La préparation de l’agrégation de lettres modernes était la suite logique de mes études littéraires très classiques. J’avais le goût de la transmission mais pourtant pas de vocation pour l’enseignement, ni pour la recherche. Ma passion pour la littérature s’était, elle, confirmée. Je cherchais donc un aboutissement professionnel différent, mais qui ne s’en éloigne pas. C’est une de mes professeures de Lettres modernes à l’université qui m’a parlé pour la première fois de l’édition et m’a encouragée à faire un stage, et à m’intéresser aux masters professionnels.

– Vous faites alors un stage chez Plon. Pourquoi cette maison (et pas une autre) ? Qu’en connaissiez-vous ? Qu’avez-vous découvert de cette maison en la fréquentant de l’intérieur ?

Une ancienne camarade de classe préparatoire faisait un stage chez Plon au moment où je commençais à me renseigner et m’a indiqué qu’un poste de stagiaire se libérait au service éditorial. J’ai candidaté, dans cette grande maison très légitime, qui publiait des essais, des romans, des témoignages, et qui me semblait la plus intéressante car la plus généraliste. J’ai été retenue et ai commencé à travailler aux côtés de Muriel Beyer, qui m’a rapidement embauchée. J’y ai tout appris, sur le tas, l’ensemble du fonctionnement d’une maison d’édition, de l’administratif au commercial, de la création à la production, les techniques éditoriales, les relations avec les auteurs, tout.

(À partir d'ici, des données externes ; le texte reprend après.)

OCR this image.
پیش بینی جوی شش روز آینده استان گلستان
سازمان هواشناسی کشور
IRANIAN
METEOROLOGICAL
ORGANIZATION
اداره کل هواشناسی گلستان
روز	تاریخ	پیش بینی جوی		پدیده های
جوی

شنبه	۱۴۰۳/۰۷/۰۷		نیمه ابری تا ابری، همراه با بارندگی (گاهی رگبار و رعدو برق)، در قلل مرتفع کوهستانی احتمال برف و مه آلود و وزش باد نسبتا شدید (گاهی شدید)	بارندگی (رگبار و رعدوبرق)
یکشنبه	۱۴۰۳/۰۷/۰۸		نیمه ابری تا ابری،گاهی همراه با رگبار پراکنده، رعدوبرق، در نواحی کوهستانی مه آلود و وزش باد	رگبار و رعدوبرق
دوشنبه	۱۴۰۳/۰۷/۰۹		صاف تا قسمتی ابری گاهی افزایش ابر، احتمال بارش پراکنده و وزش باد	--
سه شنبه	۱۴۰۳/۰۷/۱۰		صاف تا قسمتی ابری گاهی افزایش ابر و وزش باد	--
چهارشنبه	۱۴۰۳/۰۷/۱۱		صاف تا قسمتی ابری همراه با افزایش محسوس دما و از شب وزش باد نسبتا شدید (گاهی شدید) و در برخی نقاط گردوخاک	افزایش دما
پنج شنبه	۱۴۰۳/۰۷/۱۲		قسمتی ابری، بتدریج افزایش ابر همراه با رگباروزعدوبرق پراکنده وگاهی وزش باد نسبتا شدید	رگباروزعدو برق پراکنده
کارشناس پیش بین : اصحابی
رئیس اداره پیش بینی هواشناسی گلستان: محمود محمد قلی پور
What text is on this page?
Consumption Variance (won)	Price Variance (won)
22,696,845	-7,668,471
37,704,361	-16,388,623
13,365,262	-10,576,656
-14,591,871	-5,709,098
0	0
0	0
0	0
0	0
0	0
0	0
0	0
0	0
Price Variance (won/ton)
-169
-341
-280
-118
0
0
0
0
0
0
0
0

– Chez Plon, vous avez fait deux passages successifs, à deux postes différents – lors du deuxième, à un poste d’éditrice de littérature contemporaine, vous affirmez un objectif de changement (source  : interview dans lesnouveauxtalents.fr) : quel changement ? Quelle vision préalable en aviez-vous ? Comment s’est-il mis en place, déroulé ?
Après votre départ, regardant derrière vous, comment voyez-vous ce changement, ses résultats  ?

-Cette (cf. lesnouveauxtalents.fr) mise en place progressive d’une politique éditoriale et de communication (cf. notamment, une attention portée aux bloggeurs, booktubeurs) ? Comment avez-vous établi ce plan de rénovation progressif ? Seule, ou accompagnée, en équipe ? Quelle organisation ?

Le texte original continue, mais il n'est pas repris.